Monday, August 01, 2011

love sinners


Al Mohler, in addressing how the Church must respond to homosexuals, speaks to how we must respond to anyone identifying themselves as sinners.

We must be the people who love homosexuals more than homosexuals love homosexuality. This is a tough challenge. We have to be the people who, because we are possessed by a passion to see God’s glory in his creation, love homosexuals more than they love their sin. This means that our love has to be a tenacious love. This will also require that we come to know and establish relationships with those struggling with homosexuality. Armed with an awareness of both the problem and God’s provision, we have no right to consider that homosexuals are beyond the grace of God or that any individual is beyond the hope of redemption and transformation. Compassionate truth-telling is deeply rooted in Christian love, and this means that we must love homosexuals more than homosexuals love homosexuality.

Every sinner loves his sin, but the church must love sinners more than sinners love their sinfulness. This is precisely how Christ has loved us, and we must love other sinners even as Christ has loved us.

We cannot allow a homosexual to reduce his identity to being a homosexual. This is a tough message, but we live in an age of identity politics when people say, “What I do in my sex life is who I am—period!” We are the people who know that this is nonsense. Sex is a part of who we are—a vitally important and powerful part—but it is only a part of the total human being. Our sexual desires and sexual practices are genuine pointers to our inner reality and our relationship to God, but sexuality is not the end of the story.

Christians must be the people who refuse to put the period at the end of the sexual sentence. We cannot allow homosexuals to be isolated as a class of persons who are beyond the grace of God and exist in some special category of human sinfulness. We must be the people who say to homosexuals, “I am going to love you even more than you love your sin, because in this same way I was loved until I came to know the Lord Jesus Christ. Someone loved me more than I loved my sin, and this is how I came to know the Lord Jesus Christ as Savior.”

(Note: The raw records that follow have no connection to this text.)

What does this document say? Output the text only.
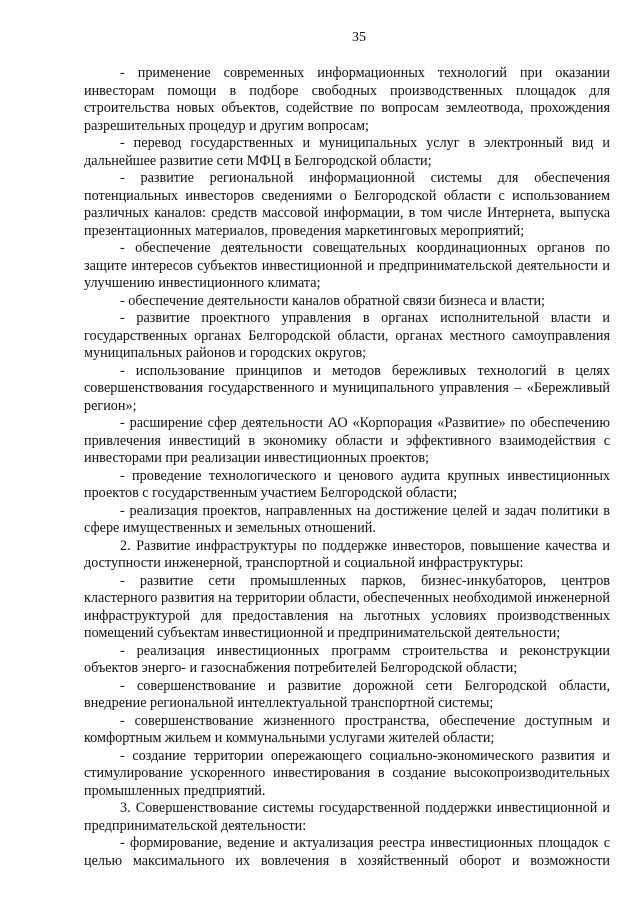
35

- применение современных информационных технологий при оказании инвесторам помощи в подборе свободных производственных площадок для строительства новых объектов, содействие по вопросам землеотвода, прохождения разрешительных процедур и другим вопросам;

- перевод государственных и муниципальных услуг в электронный вид и дальнейшее развитие сети МФЦ в Белгородской области;

- развитие региональной информационной системы для обеспечения потенциальных инвесторов сведениями о Белгородской области с использованием различных каналов: средств массовой информации, в том числе Интернета, выпуска презентационных материалов, проведения маркетинговых мероприятий;

- обеспечение деятельности совещательных координационных органов по защите интересов субъектов инвестиционной и предпринимательской деятельности и улучшению инвестиционного климата;

- обеспечение деятельности каналов обратной связи бизнеса и власти;

- развитие проектного управления в органах исполнительной власти и государственных органах Белгородской области, органах местного самоуправления муниципальных районов и городских округов;

- использование принципов и методов бережливых технологий в целях совершенствования государственного и муниципального управления – «Бережливый регион»;

- расширение сфер деятельности АО «Корпорация «Развитие» по обеспечению привлечения инвестиций в экономику области и эффективного взаимодействия с инвесторами при реализации инвестиционных проектов;

- проведение технологического и ценового аудита крупных инвестиционных проектов с государственным участием Белгородской области;

- реализация проектов, направленных на достижение целей и задач политики в сфере имущественных и земельных отношений.

2. Развитие инфраструктуры по поддержке инвесторов, повышение качества и доступности инженерной, транспортной и социальной инфраструктуры:

- развитие сети промышленных парков, бизнес-инкубаторов, центров кластерного развития на территории области, обеспеченных необходимой инженерной инфраструктурой для предоставления на льготных условиях производственных помещений субъектам инвестиционной и предпринимательской деятельности;

- реализация инвестиционных программ строительства и реконструкции объектов энерго- и газоснабжения потребителей Белгородской области;

- совершенствование и развитие дорожной сети Белгородской области, внедрение региональной интеллектуальной транспортной системы;

- совершенствование жизненного пространства, обеспечение доступным и комфортным жильем и коммунальными услугами жителей области;

- создание территории опережающего социально-экономического развития и стимулирование ускоренного инвестирования в создание высокопроизводительных промышленных предприятий.

3. Совершенствование системы государственной поддержки инвестиционной и предпринимательской деятельности:

- формирование, ведение и актуализация реестра инвестиционных площадок с целью максимального их вовлечения в хозяйственный оборот и возможности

Our doctrine of salvation must be accompanied by a strong doctrine of the church. The ecclesia—the purchased people of God—are a covenanted community gathered in mutual accountability to the Word of God. In the bonds of Christ, we are to love each other even more than we love ourselves. Even in the process of church discipline, our purpose is not only to protect the integrity of the people of God, but to love persons into obedience and conformity with the Word of God. The common life of the church is really all about this mutual accountability, mutual encouragement, and exhorting each other to faithfulness unto the authority of the Word of God. The church sins when we deal with these issues wrongly, unscripturally, and superficially.

1 comment:

dle said...

Great article, Rick. Totally agree.

I used to help with a ministry that went into gay bars to listen to homosexual men and their stories. Heartbreaking, nearly every one. "Gay" is the worst oxymoronic, overcompensating word now in the cultural lexicon. There is so much depression and sadness in that community, but only our caring enough to listen will help us draw it out and show how much we can love. Christians always want to talk, but few of us care to listen.

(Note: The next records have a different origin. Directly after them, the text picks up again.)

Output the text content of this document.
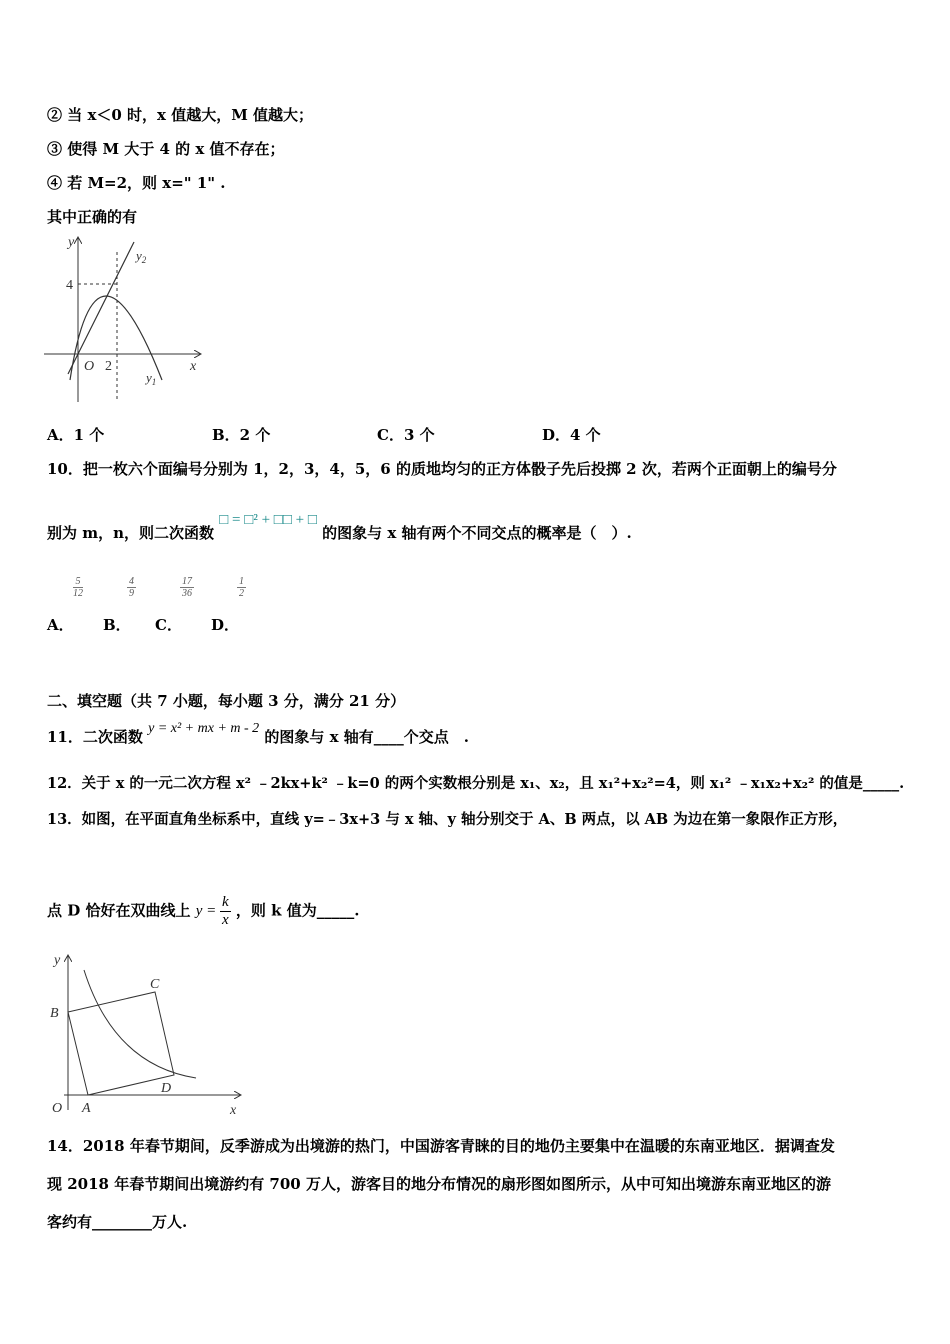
② 当 x＜0 时，x 值越大，M 值越大；
③ 使得 M 大于 4 的 x 值不存在；
④ 若 M=2，则 x=" 1" .
其中正确的有
y
x
O 2
4
$y_2$
$y_1$
A．1 个	B．2 个	C．3 个	D．4 个
10．把一枚六个面编号分别为 1，2，3，4，5，6 的质地均匀的正方体骰子先后投掷 2 次，若两个正面朝上的编号分
别为 m，n，则二次函数 □ = □² + □□ + □ 的图象与 x 轴有两个不同交点的概率是（　）.
$\frac{5}{12}$	$\frac{4}{9}$	$\frac{17}{36}$	$\frac{1}{2}$
A． B． C． D．
二、填空题（共 7 小题，每小题 3 分，满分 21 分）
11．二次函数 y = x² + mx + m - 2 的图象与 x 轴有____个交点　.
12．关于 x 的一元二次方程 x² ﹣2kx+k² ﹣k=0 的两个实数根分别是 x₁、x₂，且 x₁²+x₂²=4，则 x₁² ﹣x₁x₂+x₂² 的值是_____.
13．如图，在平面直角坐标系中，直线 y=﹣3x+3 与 x 轴、y 轴分别交于 A、B 两点，以 AB 为边在第一象限作正方形，
点 D 恰好在双曲线上 $y = \frac{k}{x}$ ，则 k 值为_____.
y
x
O A
B
C
D
14．2018 年春节期间，反季游成为出境游的热门，中国游客青睐的目的地仍主要集中在温暖的东南亚地区．据调查发
现 2018 年春节期间出境游约有 700 万人，游客目的地分布情况的扇形图如图所示，从中可知出境游东南亚地区的游
客约有________万人.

I hate how some people, who are typically not homosexuals themselves, have stymied the conversation by immediately rushing to the "intolerance" label whenever Christians want to engage homosexuals while at the same time not endorsing their behavior. Truth is, it's more likely that outsiders will toss that bomb of a word than anyone in the homosexual community, especially in a one-to-one conversation.

I'm fully convinced that most homosexual men do not want to be in the lifestyle. Many were dragged into it through molestation or unfortunate experiences. Most of those men are looking for a way out. I pray that we can help them find it through Jesus.